Server-side caching stores pre-built HTML pages or database query results in memory (using tools like Redis or Memcached) so that WordPress or another CMS does not need to re-process each page request from scratch. This is particularly impactful for South African WordPress sites on shared hosting, where database query time is often the primary bottleneck. A full-page cache plugin like WP Rocket or LiteSpeed Cache can reduce server response times from over a second to under 100 milliseconds on the same hardware.
Object caching is a subset of server-side caching that stores the results of specific database queries or computations in memory, so repeated identical queries do not hit the database. This is most beneficial for high-traffic sites with dynamic content, such as e-commerce stores, news portals, and membership sites. CDN caching, covered in more detail in the CDN glossary entry, stores static assets and sometimes full HTML pages at edge nodes positioned geographically close to visitors.
Cache In Practice
A Pretoria-based news portal was experiencing slow page loads during peak traffic, typically between 06:00 and 09:00 SAST when commuters checked headlines. Their server was regenerating every page from the database on each request. After implementing full-page caching with a one-hour expiry, the server only regenerated each article page once per hour rather than thousands of times. This reduced server CPU load by roughly 70% and cut average page load time from 3.8 seconds to under 0.9 seconds, measurably improving both user engagement and Core Web Vitals scores.

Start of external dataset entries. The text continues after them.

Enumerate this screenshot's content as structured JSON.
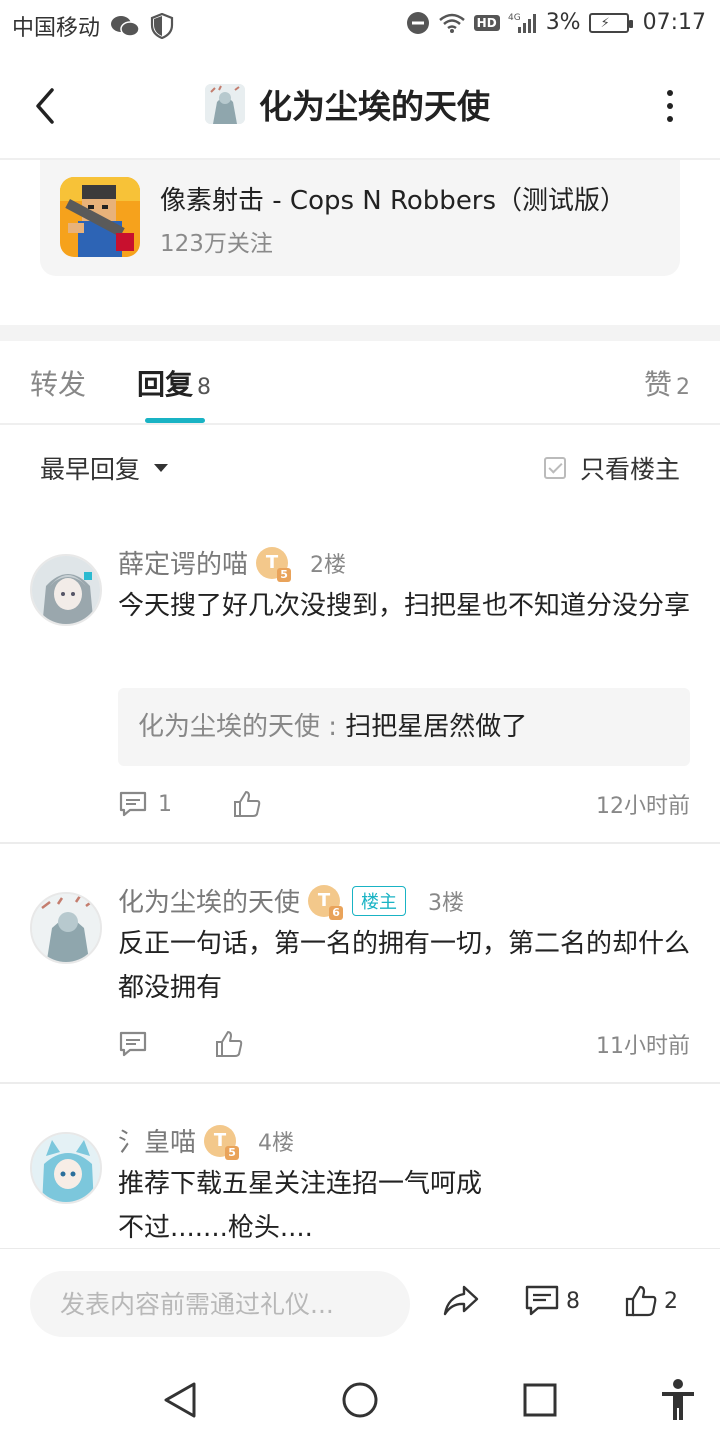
{
  "status_bar": {
    "carrier": "中国移动",
    "network": "4G",
    "hd": "HD",
    "battery": "3%",
    "time": "07:17"
  },
  "header": {
    "title": "化为尘埃的天使"
  },
  "game_card": {
    "name": "像素射击 - Cops N Robbers（测试版）",
    "followers": "123万关注"
  },
  "tabs": [
    {
      "label": "转发",
      "count": ""
    },
    {
      "label": "回复",
      "count": "8"
    },
    {
      "label": "赞",
      "count": "2"
    }
  ],
  "filter": {
    "sort_label": "最早回复",
    "only_op_label": "只看楼主"
  },
  "comments": [
    {
      "name": "薛定谔的喵",
      "level": "T",
      "level_num": "5",
      "floor": "2楼",
      "text": "今天搜了好几次没搜到，扫把星也不知道分没分享",
      "quote_name": "化为尘埃的天使 : ",
      "quote_text": "扫把星居然做了",
      "reply_count": "1",
      "time": "12小时前"
    },
    {
      "name": "化为尘埃的天使",
      "level": "T",
      "level_num": "6",
      "badge": "楼主",
      "floor": "3楼",
      "text": "反正一句话，第一名的拥有一切，第二名的却什么都没拥有",
      "time": "11小时前"
    },
    {
      "name": "氵皇喵",
      "level": "T",
      "level_num": "5",
      "floor": "4楼",
      "text_line1": "推荐下载五星关注连招一气呵成",
      "text_line2": "不过.......枪头...."
    }
  ],
  "bottom_bar": {
    "input_placeholder": "发表内容前需通过礼仪...",
    "reply_count": "8",
    "like_count": "2"
  },
  "colors": {
    "accent": "#19b3c4",
    "badge": "#f3c88b"
  }
}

Cache invalidation, the process of clearing outdated cached content when you publish updates, is the most common operational challenge with caching. Most caching plugins handle this automatically when you publish or update a post, but problems arise when changes to shared elements like menus, sidebars, or widgets are not propagated. Understanding your caching setup and knowing how to manually purge the cache is an essential skill for any South African web developer or digital marketer managing WordPress sites.
FAQ
Why should I clear my cache when testing website changes?
When you make changes to your website, your browser or a CDN may still serve the old cached version. Clearing the cache forces a fresh request to the server so you see the updated content. For South African agencies managing client sites, always clear both the server cache and the browser cache when verifying changes after a deployment.
What is the difference between server-side cache and browser cache?
Server-side caching stores pre-built page responses on the server so it does not have to re-process each request. Browser caching stores assets like images and stylesheets locally on the visitor's device. Both types work together to speed up page loads but are controlled differently and serve different roles in the content delivery chain.